Only 1% of Women Know This About Lung Cancer
Lung cancer seems to be a silent epidemic. More than 224,000 Americans will be diagnosed with lung cancer this year. The five-year survival rate is only 16-18%, one of the lowest survival rates for cancer. Among women diagnosed with lung cancer, less than half will be alive in one year. Yet more than half of women surveyed incorrectly think that breast cancer kills more women. In the American Lung Association’s Women’s Health Barometer, a survey of 1,000 women, only 1% identified lung cancer as a “top-of-mind” cancer affecting women. The fact is, lung cancer is the number one cancer killer of women (and men, too).
While new cases of lung cancer have dropped by 35% in men over the past 35 years, they’ve doubled in women.
Anyone can get lung cancer. Smoking is a leading cause of lung cancer, but about 10% of cases occur in nonsmokers. Other factors include genetics, air pollution, and exposure to secondhand smoke or radon.
- shortness of breath, wheezing
- chest pain
- coughing that doesn’t get better, coughing up blood
- weight loss
There are different types of lung cancer. Treatment depends on the type and the stage at diagnosis. If you have signs of lung cancer, see your doctor as quickly as possible. In general, early diagnosis and treatment results in a better prognosis.

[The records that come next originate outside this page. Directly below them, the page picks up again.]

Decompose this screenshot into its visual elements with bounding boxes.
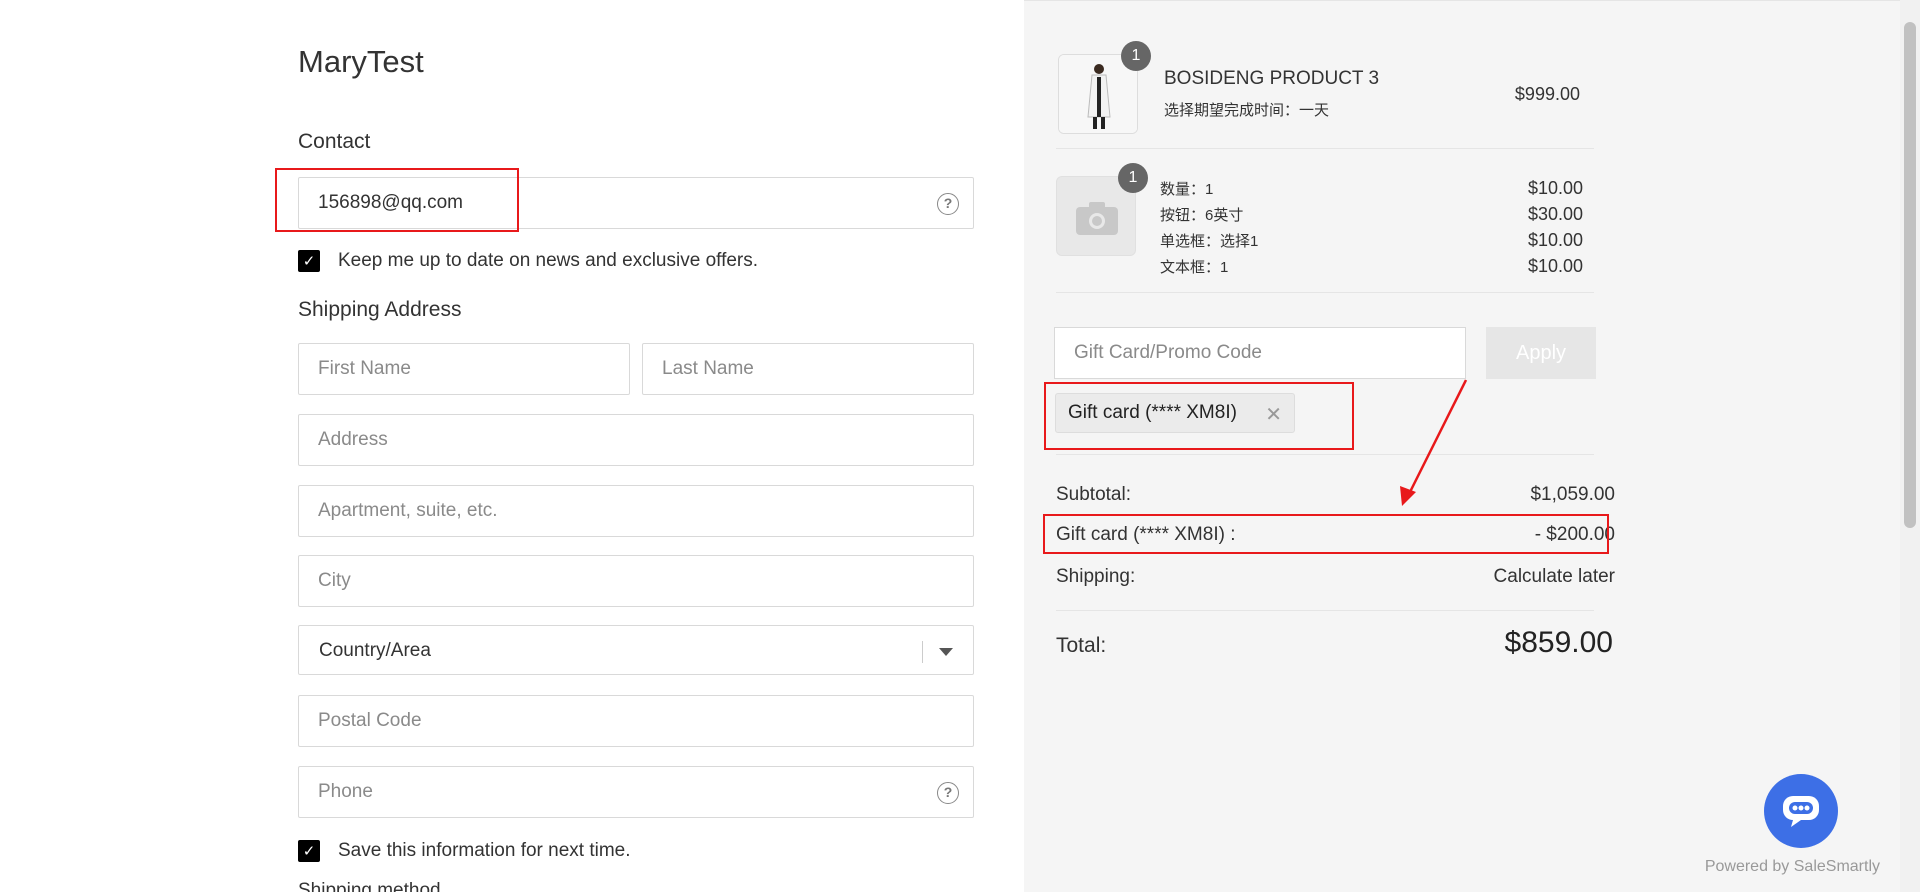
annotation-box-email [275, 168, 519, 232]
save-info-label: Save this information for next time. [338, 840, 631, 861]
total-label: Total: [1056, 634, 1107, 657]
shipping-value: Calculate later [1493, 566, 1615, 587]
option-label: 按钮：6英寸 [1160, 207, 1244, 224]
divider [1056, 610, 1594, 611]
chat-icon [1783, 796, 1819, 827]
country-select[interactable]: Country/Area [298, 625, 974, 675]
product-price: $999.00 [1514, 84, 1580, 104]
chevron-down-icon[interactable] [939, 648, 953, 656]
product-name: BOSIDENG PRODUCT 3 [1164, 68, 1380, 89]
divider [1056, 292, 1594, 293]
option-label: 数量：1 [1160, 181, 1214, 198]
phone-field[interactable]: ? [298, 766, 974, 818]
address-field[interactable] [298, 414, 974, 466]
option-price: $10.00 [1527, 230, 1583, 250]
quantity-badge: 1 [1118, 163, 1148, 193]
newsletter-checkbox[interactable]: ✓ [298, 250, 320, 272]
phone-input[interactable] [299, 767, 973, 817]
total-value: $859.00 [1504, 626, 1613, 659]
first-name-field[interactable] [298, 343, 630, 395]
save-info-checkbox[interactable]: ✓ [298, 840, 320, 862]
annotation-arrow-icon [1400, 379, 1468, 506]
postal-code-input[interactable] [299, 696, 973, 746]
postal-code-field[interactable] [298, 695, 974, 747]
promo-code-input[interactable] [1055, 328, 1465, 378]
newsletter-checkbox-row[interactable]: ✓ Keep me up to date on news and exclusi… [298, 250, 758, 272]
shipping-heading: Shipping Address [298, 298, 462, 321]
help-icon[interactable]: ? [937, 193, 959, 215]
apartment-input[interactable] [299, 486, 973, 536]
country-select-value: Country/Area [319, 640, 431, 661]
powered-by-text: Powered by SaleSmartly [1704, 858, 1880, 875]
first-name-input[interactable] [299, 344, 629, 394]
subtotal-label: Subtotal: [1056, 484, 1131, 505]
address-input[interactable] [299, 415, 973, 465]
quantity-badge: 1 [1121, 41, 1151, 71]
scrollbar[interactable] [1900, 0, 1920, 892]
apartment-field[interactable] [298, 485, 974, 537]
option-price: $30.00 [1527, 204, 1583, 224]
city-field[interactable] [298, 555, 974, 607]
divider [1056, 454, 1594, 455]
store-title: MaryTest [298, 44, 424, 79]
option-label: 文本框：1 [1160, 259, 1229, 276]
option-label: 单选框：选择1 [1160, 233, 1259, 250]
product-option: 选择期望完成时间：一天 [1164, 102, 1330, 119]
last-name-field[interactable] [642, 343, 974, 395]
scrollbar-thumb[interactable] [1904, 22, 1916, 528]
select-divider [922, 641, 923, 663]
promo-code-field[interactable] [1054, 327, 1466, 379]
city-input[interactable] [299, 556, 973, 606]
save-info-checkbox-row[interactable]: ✓ Save this information for next time. [298, 840, 631, 862]
newsletter-label: Keep me up to date on news and exclusive… [338, 250, 759, 271]
subtotal-value: $1,059.00 [1530, 484, 1615, 505]
shipping-method-heading: Shipping method [298, 880, 441, 892]
contact-heading: Contact [298, 130, 371, 153]
last-name-input[interactable] [643, 344, 973, 394]
option-price: $10.00 [1527, 256, 1583, 276]
help-icon[interactable]: ? [937, 782, 959, 804]
divider [1056, 148, 1594, 149]
checkout-form-pane: MaryTest Contact ? ✓ Keep me up to date … [0, 0, 1024, 892]
annotation-box-gift-line [1043, 514, 1609, 554]
chat-widget-button[interactable] [1764, 774, 1838, 848]
annotation-box-gift-chip [1044, 382, 1354, 450]
option-price: $10.00 [1527, 178, 1583, 198]
shipping-label: Shipping: [1056, 566, 1136, 587]
apply-button[interactable]: Apply [1486, 327, 1596, 379]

How can you reduce your risk of developing lung cancer? Here are some tips from the U.S. Centers for Disease Control and Prevention (CDC).
- Don’t smoke. Cigarette smoking causes about 90% of lung cancer deaths in the United States. The most important thing you can do to prevent lung cancer is to not start smoking, or to quit if you smoke.
- Avoid secondhand smoke. Smoke from other people’s cigarettes, cigars, or pipes is called secondhand smoke. Make your home and car smoke-free.
- Get your home tested for radon. The U.S. Environmental Protection Agency recommends that all homes be tested for radon.
- Be careful at work. Health and safety guidelines in the workplace can help workers avoid carcinogens—things that can cause cancer.